Saturday, January 17, 2009

You Got A Bloody Right To Say

I've been staying out of the whole Watchmen argument for a reason. To recap, Warner Brothers teamed up with 300 director Zach Snyder to make a movie version of the classic Alan Moore graphic novel. Fans have been anxiously waiting the release of this film, especially since a cool teaser trailer was released along with Dark Knight last summer, and the movie looks to be on a smooth ride to becoming the first mega hit of 2009.

Well, there is just one teensy little problem. It turned out Fox had enough of a claim on the Watchmen film rights to at least make the whole situation into a murky issue. Warner Brothers showed the same film making expertise and good judgment they showed when they decided to make Nights In Rodanthe and went ahead, spent the money, shot the film and got it all ready for a March 6 release date knowing that Fox had a team of lawyers ready to beat anyone with a stick if they tried to show Watchmen on that day. When they heard that Fox would try to delay the release date, Warner Brothers executives took time to shove the hookers' faces out of their laps, chuckle, snort indignantly and then tell the hookers to go back to sucking each ball individually.

Funny story: the blowout case Warner thought it had could be described as, "Blowout? Not so much," and the case started moving toward a trial that could have delayed the opening. But good news, a settlement was reached and the movie will premiere on March 6 as scheduled. Warner Brothers will make a little less money off it, a small price to pay for being dumb.

This is the first I have commented on it. I can tell by the fact that no one has mentioned it to me that people have been silently wondering why I have not stepped in to publicly advise Fox and Warner Brothers as to what their next step would be, advice that would almost certainly have included the phrase, "Don't you dare delay this movie, dickheads." And that's the problem. I didn't want to be the one who made the whole situation worse by being a jerk.
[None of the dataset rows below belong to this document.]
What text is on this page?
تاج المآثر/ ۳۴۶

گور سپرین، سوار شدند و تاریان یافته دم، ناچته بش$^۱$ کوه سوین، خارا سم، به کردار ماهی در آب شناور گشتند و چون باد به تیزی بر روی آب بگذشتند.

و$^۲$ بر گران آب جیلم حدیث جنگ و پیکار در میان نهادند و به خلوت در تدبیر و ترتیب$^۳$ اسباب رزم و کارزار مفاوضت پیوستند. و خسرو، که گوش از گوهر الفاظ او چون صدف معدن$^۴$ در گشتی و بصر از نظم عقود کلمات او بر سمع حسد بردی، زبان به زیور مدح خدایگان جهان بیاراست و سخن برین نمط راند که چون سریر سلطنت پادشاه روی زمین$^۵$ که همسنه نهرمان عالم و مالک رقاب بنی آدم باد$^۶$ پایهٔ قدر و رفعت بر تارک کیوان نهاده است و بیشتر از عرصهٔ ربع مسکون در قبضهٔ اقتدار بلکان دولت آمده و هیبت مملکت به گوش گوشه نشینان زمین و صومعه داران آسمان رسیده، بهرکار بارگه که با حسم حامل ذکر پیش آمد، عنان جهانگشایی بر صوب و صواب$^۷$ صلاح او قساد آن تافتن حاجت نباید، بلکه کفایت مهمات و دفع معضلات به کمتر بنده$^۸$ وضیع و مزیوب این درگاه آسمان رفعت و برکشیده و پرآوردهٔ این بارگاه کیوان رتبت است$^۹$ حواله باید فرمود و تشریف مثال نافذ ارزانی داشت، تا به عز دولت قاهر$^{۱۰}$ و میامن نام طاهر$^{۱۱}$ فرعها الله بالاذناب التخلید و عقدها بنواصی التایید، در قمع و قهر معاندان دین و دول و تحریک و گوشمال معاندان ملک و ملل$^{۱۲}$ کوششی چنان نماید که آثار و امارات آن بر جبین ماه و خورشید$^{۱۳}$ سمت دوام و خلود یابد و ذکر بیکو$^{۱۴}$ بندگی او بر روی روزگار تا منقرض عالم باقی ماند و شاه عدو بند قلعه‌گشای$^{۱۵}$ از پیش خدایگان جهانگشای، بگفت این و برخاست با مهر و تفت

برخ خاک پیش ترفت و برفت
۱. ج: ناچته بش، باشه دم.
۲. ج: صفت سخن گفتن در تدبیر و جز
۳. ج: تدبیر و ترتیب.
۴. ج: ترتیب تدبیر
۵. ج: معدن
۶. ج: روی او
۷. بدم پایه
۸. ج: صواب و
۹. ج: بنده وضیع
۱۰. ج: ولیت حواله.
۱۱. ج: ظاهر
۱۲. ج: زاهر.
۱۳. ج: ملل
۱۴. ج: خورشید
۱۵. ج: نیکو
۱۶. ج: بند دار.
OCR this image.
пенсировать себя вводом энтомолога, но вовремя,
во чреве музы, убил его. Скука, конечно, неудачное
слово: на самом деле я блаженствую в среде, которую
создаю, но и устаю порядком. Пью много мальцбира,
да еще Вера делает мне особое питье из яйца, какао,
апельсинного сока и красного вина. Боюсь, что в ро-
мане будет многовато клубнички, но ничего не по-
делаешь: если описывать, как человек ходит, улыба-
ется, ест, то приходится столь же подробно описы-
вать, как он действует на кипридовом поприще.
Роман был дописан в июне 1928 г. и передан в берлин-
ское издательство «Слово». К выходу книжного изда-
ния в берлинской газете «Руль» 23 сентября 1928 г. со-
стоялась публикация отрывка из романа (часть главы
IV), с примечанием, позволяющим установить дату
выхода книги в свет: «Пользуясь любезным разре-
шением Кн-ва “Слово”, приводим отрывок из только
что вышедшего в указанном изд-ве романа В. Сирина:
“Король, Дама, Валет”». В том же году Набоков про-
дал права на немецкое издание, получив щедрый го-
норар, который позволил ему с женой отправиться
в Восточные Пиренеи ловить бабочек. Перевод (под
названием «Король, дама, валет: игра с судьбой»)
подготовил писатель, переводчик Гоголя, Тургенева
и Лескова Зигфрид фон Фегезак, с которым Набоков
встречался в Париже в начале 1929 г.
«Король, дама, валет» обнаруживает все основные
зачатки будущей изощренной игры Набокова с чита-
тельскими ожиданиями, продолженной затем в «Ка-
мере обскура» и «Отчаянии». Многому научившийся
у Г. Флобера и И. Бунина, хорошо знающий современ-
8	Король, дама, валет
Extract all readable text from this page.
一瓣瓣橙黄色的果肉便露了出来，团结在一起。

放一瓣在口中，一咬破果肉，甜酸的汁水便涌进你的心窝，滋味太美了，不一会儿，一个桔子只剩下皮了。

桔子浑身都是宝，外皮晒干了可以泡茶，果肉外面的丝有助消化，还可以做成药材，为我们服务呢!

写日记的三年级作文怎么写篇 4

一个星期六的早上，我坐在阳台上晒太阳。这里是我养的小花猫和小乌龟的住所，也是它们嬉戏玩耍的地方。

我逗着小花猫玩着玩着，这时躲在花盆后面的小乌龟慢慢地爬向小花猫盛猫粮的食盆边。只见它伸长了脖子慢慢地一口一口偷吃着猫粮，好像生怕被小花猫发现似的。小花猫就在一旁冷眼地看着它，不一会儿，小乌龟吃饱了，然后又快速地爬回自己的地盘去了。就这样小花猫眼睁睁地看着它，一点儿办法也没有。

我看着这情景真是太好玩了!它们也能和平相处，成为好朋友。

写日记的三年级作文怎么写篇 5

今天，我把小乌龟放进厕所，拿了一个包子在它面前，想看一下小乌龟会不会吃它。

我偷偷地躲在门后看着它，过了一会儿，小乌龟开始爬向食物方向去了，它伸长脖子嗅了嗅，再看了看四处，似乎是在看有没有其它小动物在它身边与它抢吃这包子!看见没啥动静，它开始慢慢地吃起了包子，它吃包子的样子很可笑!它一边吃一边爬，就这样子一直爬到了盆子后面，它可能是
Message boards are clogged right now with comments from the people who think that addressing a comment to the parties involved and opening it with "Dear Brain Dead Assholes" and I didn't want to be one of them. In my mind's eye, I saw a scenario in which the CEO of Warner Brothers was told by one of his assistants, "Sir, there's some blogger talking about Watchmen who's asking why you won't just pull your head out of your ass and get this thing done. He's also said you were gay and has implied that he is currently having buttsex with your mother." The CEO would then have mumbled the word, "Mommy?" before vowing that the case would never be settled and the movie's release would be delayed for years, all for the sole purpose of spiting me.

But that's all done. So, congratulations, douchebags. You all managed to stop jerking around seeing who has the tiniest dick and actually managed to not be complete retards. Now that the sand has been removed from your collective vaginas, maybe we can finally see the damn movie.

Phew. I've been wanting to say that forever.